There’s a lot that’s been written about gratitude as a mechanism to build resiliency, including helping you reframe how you perceive and tackle challenging situations.
One habit that I began to practice in recent years is to start my day with a gratitude reflection. During my seven-minute walk from our house to the bus stop to transit to work, I meditate and give thanks for three things from the past 24 hours that I’m grateful for and think about three related goals for the next 24 hours.

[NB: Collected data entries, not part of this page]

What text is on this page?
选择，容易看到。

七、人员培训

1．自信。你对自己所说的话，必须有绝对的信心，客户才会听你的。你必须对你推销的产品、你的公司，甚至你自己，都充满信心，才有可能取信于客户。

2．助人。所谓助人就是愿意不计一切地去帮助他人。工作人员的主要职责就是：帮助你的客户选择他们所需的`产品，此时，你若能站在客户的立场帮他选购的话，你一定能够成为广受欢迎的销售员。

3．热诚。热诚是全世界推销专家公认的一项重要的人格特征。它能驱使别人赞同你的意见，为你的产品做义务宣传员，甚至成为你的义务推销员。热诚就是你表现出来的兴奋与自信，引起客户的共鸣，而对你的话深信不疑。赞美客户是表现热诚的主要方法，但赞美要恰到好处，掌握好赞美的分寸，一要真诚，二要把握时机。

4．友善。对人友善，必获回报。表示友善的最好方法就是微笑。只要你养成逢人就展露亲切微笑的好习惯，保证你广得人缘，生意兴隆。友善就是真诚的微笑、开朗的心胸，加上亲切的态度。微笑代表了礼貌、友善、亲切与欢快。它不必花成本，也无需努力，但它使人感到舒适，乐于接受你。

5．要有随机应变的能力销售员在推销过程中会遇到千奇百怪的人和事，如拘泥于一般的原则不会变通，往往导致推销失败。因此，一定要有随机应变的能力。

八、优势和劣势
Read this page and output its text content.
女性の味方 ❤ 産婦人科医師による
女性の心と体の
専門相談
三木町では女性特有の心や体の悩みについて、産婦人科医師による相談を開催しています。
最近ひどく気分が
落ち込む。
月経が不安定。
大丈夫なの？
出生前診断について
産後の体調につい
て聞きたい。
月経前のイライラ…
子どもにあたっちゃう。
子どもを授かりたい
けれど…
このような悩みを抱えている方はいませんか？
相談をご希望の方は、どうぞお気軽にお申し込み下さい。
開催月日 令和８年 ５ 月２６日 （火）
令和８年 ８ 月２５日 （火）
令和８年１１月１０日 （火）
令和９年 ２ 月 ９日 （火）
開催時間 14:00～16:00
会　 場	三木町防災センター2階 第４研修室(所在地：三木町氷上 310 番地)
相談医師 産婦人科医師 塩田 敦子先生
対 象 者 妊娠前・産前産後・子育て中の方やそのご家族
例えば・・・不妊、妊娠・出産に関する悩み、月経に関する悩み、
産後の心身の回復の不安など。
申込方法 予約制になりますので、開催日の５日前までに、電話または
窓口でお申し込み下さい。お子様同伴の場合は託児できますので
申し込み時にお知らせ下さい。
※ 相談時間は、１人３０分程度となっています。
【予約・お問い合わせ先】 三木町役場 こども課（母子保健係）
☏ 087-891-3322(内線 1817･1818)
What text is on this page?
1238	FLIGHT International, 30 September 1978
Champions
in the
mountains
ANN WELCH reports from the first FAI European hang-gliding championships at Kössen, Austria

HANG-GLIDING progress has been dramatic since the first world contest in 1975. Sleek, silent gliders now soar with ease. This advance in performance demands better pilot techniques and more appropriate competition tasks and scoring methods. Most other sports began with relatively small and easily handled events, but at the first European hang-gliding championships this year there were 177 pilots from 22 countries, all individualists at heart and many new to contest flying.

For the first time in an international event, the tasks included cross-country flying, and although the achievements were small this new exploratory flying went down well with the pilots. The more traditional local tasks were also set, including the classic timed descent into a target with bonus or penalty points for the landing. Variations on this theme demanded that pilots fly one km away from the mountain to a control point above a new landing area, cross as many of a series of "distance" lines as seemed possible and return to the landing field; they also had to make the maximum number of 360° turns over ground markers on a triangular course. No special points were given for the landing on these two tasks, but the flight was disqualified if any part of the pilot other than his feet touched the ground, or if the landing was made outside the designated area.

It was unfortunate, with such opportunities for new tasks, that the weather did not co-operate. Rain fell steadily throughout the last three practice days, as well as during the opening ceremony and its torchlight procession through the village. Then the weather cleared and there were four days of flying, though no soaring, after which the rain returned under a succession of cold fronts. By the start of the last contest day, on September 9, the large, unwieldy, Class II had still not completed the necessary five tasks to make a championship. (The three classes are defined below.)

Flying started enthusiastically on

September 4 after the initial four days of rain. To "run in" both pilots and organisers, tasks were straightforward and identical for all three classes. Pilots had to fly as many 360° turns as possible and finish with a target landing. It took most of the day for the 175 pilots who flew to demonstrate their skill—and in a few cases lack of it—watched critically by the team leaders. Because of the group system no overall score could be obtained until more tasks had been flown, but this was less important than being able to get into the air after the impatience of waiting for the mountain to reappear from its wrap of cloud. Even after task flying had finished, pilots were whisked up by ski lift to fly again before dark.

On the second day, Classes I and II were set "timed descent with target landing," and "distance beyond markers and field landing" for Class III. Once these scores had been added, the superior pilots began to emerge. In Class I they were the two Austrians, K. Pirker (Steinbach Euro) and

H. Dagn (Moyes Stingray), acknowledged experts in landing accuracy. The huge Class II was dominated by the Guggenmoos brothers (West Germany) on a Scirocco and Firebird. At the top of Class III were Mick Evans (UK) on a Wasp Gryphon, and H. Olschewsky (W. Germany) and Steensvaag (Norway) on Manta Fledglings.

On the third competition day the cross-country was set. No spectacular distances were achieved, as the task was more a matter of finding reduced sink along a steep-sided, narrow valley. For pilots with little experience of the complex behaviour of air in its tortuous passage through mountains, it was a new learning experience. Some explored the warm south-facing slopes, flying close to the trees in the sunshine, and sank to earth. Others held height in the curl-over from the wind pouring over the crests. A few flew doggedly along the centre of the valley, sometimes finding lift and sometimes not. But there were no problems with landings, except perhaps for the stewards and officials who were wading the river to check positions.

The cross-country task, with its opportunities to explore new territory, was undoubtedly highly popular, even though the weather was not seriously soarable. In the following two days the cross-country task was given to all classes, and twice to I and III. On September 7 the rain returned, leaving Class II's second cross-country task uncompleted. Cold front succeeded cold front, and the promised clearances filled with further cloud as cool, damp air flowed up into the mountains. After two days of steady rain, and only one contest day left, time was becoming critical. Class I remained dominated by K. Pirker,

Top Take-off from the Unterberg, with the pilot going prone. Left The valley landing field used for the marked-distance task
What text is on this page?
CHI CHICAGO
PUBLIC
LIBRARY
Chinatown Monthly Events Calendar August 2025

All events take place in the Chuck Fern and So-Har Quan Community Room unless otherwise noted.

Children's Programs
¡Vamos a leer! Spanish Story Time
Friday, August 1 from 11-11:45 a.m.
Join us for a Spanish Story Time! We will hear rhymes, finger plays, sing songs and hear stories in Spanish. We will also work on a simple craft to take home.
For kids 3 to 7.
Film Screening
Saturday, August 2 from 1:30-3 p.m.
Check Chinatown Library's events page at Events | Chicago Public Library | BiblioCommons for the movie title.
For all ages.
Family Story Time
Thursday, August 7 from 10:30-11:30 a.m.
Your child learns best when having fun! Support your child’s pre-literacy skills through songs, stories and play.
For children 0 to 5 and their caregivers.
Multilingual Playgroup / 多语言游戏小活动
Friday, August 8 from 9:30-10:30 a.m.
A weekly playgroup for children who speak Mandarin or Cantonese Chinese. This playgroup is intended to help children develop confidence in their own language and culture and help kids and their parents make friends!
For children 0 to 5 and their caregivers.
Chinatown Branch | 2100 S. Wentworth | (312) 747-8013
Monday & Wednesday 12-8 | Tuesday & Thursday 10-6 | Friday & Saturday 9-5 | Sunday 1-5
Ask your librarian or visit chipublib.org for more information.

This is an easy exercise when I’m feeling awake and high with positivity. This is challenging and a chore when I’ve had a stressful start to the day – usually because T was in one of his challenging moods. But I force myself through this exercise, because it helps reframe things in my mind.
And so as I look back at 2019, I acknowledge it was a particularly challenging turd-filled year with T. But they are far outweighed by the many bright moments. And I’d like to spend part of the final hours of this year and this decade expressing my thanks for three of many awesome things from 2019:
- Our Supports – We’ve been very blessed since the early days of when T came into our lives to have had amazing support from family and friends. We’ve also had invaluable life-enhancing supports from a variety of social and medical services, including Surrey Place, Community Living Toronto, and the school board’s amazing and soon-to-be-defunct Kindergarten Intervention Program. T’s academic, personal and social growth have all been possible because of them. One moment that resonated with me this year was after T’s final meeting with the Special Needs Resource Consultant from Community Living Toronto that worked with T in the Montessori classroom every two weeks. As we said our goodbyes, I thanked her for the difference she’s made and she started to cry and said how much she was going to miss T.
- Our Adventures – We’ve had so many fun adventures this year, whether it was going to Mexico in March (pictured above), doing day trips to a lavender farm (pictured at the top) or the Toronto Island, or doing a fall hike in the nearby national park (pictured below). T is now at the age where he can express his excited recollection of a happy memory or his anticipation for an upcoming event. He’s easier to travel with – and his public meltdowns are less frequent, although not less unpredictable or unnerving to experience. I always tell people that one of my favourite things about being a parent is to experience the world through the innocent and wonder-filled eyes of a child and this year brought us so many joyful moments!
- Our Little Big Moments – It is the little moments that always feel the biggest in hindsight. This rang true when I was looking at pictures on my phone from the past year this morning. A selfie of T fast asleep next to me, a candid photo of T on my hubby’s back while he was working from home and the two of them laughing, or a photo of a smiling T hanging onto a spinning bar in the playground, basking in the orange glow of the sunset. I don’t remember the exact details of each moment, but I remember how happy and content they made me feel.
And I also give thanks to the crap that 2019’s thrown T’s way, because in hindsight, they’ve been a blessing. Getting booted out of the Montessori program brought us to the amazing kindergarten program that T is now placed in. I’d like to think – and hang onto hope – that there will be an eventual silver lining to this program being cancelled.
When we first introduced the game Snakes and Ladders to T over the Christmas break, we explained that sometimes you’ll land on a ladder and go up, and sometimes you’ll land on a snake and slide back down, but you just keep going until you get to the finish line.
As I’m finalizing this post, T finds me in my room and climbs up on the bed and asks me to play in the fort with him. And the Malaysian Curry Beef Brisket that my hubby ordered from Uber Eats has just arrived. And I can’t think of a better finish line to this year.